Poèmes

Printemps

par Michel Deguy

Des milliers d'insectes orangés se sont abattus sur la lande ; les genêts sont en fleurs : un peuplement, une bénédiction, quelque chose qui ne peut qu'être venu d'en
haut pour s'être posé comme un miel sombre en gouttes, une manne.

Là-bas l'île du golfe est un lit très long sous l'alcôve de lourds nuages. Plus proches les pommiers ont organisé une fête lente, mêlant leurs gerbes de
confetti, cœur d'un carnaval un instant figé.

Sur l'océan rien n'a changé : l'hiver règne, fosse infranchissable sous la herse des pluies.

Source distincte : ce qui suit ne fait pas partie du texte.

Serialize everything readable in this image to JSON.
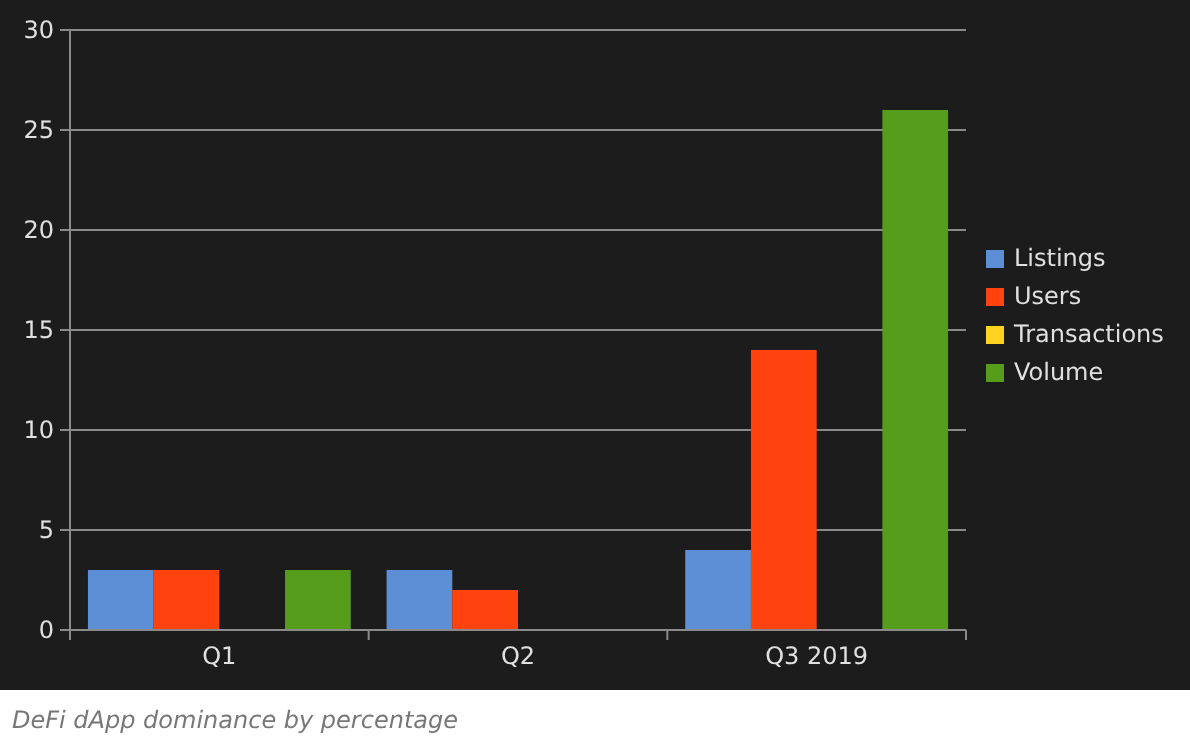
{
  "chart_data": {
    "type": "bar",
    "categories": [
      "Q1",
      "Q2",
      "Q3 2019"
    ],
    "series": [
      {
        "name": "Listings",
        "color": "#5c8fd6",
        "values": [
          3,
          3,
          4
        ]
      },
      {
        "name": "Users",
        "color": "#ff420e",
        "values": [
          3,
          2,
          14
        ]
      },
      {
        "name": "Transactions",
        "color": "#ffd320",
        "values": [
          null,
          null,
          null
        ]
      },
      {
        "name": "Volume",
        "color": "#579d1c",
        "values": [
          3,
          null,
          26
        ]
      }
    ],
    "ylim": [
      0,
      30
    ],
    "yticks": [
      0,
      5,
      10,
      15,
      20,
      25,
      30
    ],
    "grid": "y",
    "legend": "right",
    "annotations": [
      "DeFi dApp dominance by percentage"
    ]
  }
}
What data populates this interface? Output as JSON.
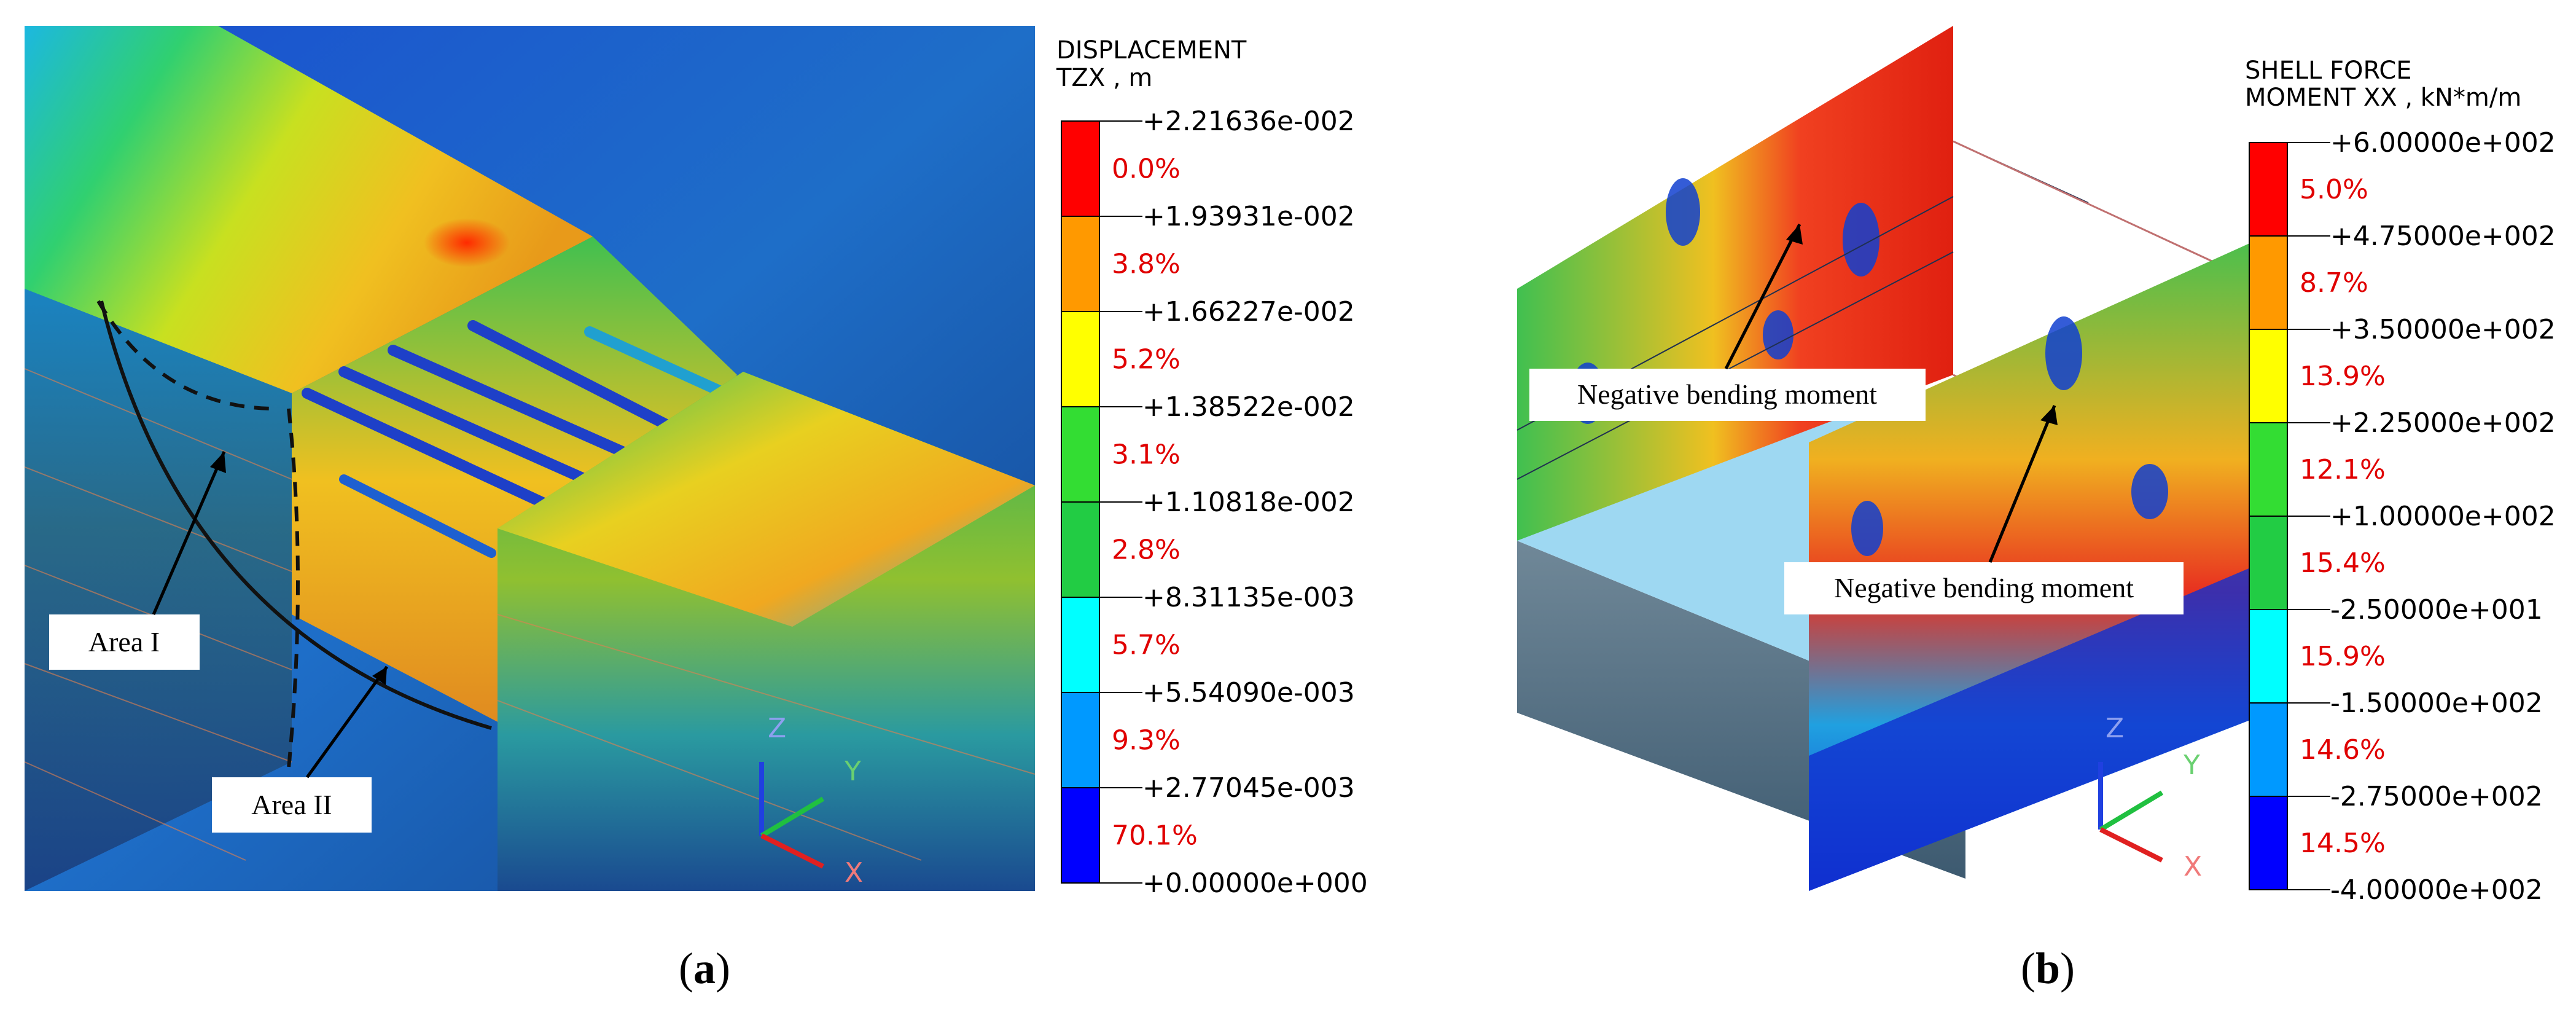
{
  "panel_a": {
    "caption_open": "(",
    "caption_letter": "a",
    "caption_close": ")",
    "legend": {
      "title_line1": "DISPLACEMENT",
      "title_line2": "TZX , m",
      "values": [
        "+2.21636e-002",
        "+1.93931e-002",
        "+1.66227e-002",
        "+1.38522e-002",
        "+1.10818e-002",
        "+8.31135e-003",
        "+5.54090e-003",
        "+2.77045e-003",
        "+0.00000e+000"
      ],
      "percents": [
        "0.0%",
        "3.8%",
        "5.2%",
        "3.1%",
        "2.8%",
        "5.7%",
        "9.3%",
        "70.1%"
      ],
      "colors": [
        "#ff0000",
        "#ff9900",
        "#ffff00",
        "#33dd33",
        "#22cc44",
        "#00ffff",
        "#0099ff",
        "#0000ff"
      ]
    },
    "callouts": {
      "area1": "Area I",
      "area2": "Area II"
    },
    "axes": {
      "z": "Z",
      "y": "Y",
      "x": "X"
    }
  },
  "panel_b": {
    "caption_open": "(",
    "caption_letter": "b",
    "caption_close": ")",
    "legend": {
      "title_line1": "SHELL FORCE",
      "title_line2": "MOMENT XX , kN*m/m",
      "values": [
        "+6.00000e+002",
        "+4.75000e+002",
        "+3.50000e+002",
        "+2.25000e+002",
        "+1.00000e+002",
        "-2.50000e+001",
        "-1.50000e+002",
        "-2.75000e+002",
        "-4.00000e+002"
      ],
      "percents": [
        "5.0%",
        "8.7%",
        "13.9%",
        "12.1%",
        "15.4%",
        "15.9%",
        "14.6%",
        "14.5%"
      ],
      "colors": [
        "#ff0000",
        "#ff9900",
        "#ffff00",
        "#33dd33",
        "#22cc44",
        "#00ffff",
        "#0099ff",
        "#0000ff"
      ]
    },
    "callouts": {
      "neg1": "Negative bending moment",
      "neg2": "Negative bending moment"
    },
    "axes": {
      "z": "Z",
      "y": "Y",
      "x": "X"
    }
  }
}
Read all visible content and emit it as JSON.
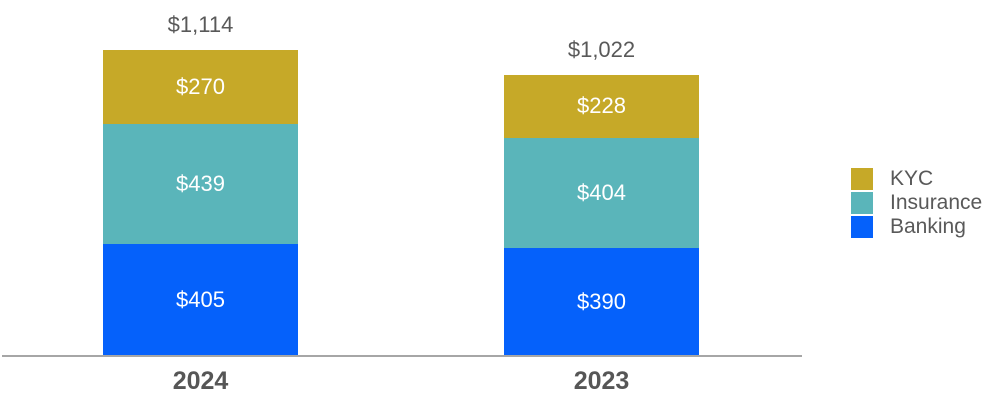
{
  "chart_data": {
    "type": "bar",
    "stacked": true,
    "title": "",
    "xlabel": "",
    "ylabel": "",
    "grid": false,
    "legend_position": "right",
    "value_prefix": "$",
    "categories": [
      "2024",
      "2023"
    ],
    "series": [
      {
        "name": "KYC",
        "color": "#c6a928",
        "values": [
          270,
          228
        ],
        "labels": [
          "$270",
          "$228"
        ]
      },
      {
        "name": "Insurance",
        "color": "#5ab5ba",
        "values": [
          439,
          404
        ],
        "labels": [
          "$439",
          "$404"
        ]
      },
      {
        "name": "Banking",
        "color": "#0561fb",
        "values": [
          405,
          390
        ],
        "labels": [
          "$405",
          "$390"
        ]
      }
    ],
    "totals": [
      1114,
      1022
    ],
    "total_labels": [
      "$1,114",
      "$1,022"
    ]
  },
  "colors": {
    "axis_line": "#a6a6a6",
    "label_gray": "#595959",
    "segment_text": "#ffffff",
    "background": "#ffffff"
  }
}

La limite est marquée par l'alouette sublime et invisible : elle se tient en son cri, héraull, plus clair, plus haut que le grondement de la meute marine.

Cependant une bête en nous ne cesse de s'assoupir : souffle de vache qui froisse, la nuit, entre ses narines ; pente de la fatigue comme une ancre, pente à glisser en rumination,
lourd, chu sur coudes et, genoux, poils emmêlés à l'herbe. Tu es supplicié sur la roue Terre, attaché aux quatre poignets par du végétal, cloué par la
pluie dans l'immense herbier, tout l'ossement solidaire du grand looping terrestre ; dormir, dormir ; la conscience dans la coupe de l'haleine, joues dans la paume douce du retour de souffle ;
la chevelure au loin devient haie lisière forêt ; les grillons du sang grillagent l'oreille. ; les larmes deviennent ruisseau là-bas rivière là-bas mer là-bas.
C'est pure attente identique à nulle attente.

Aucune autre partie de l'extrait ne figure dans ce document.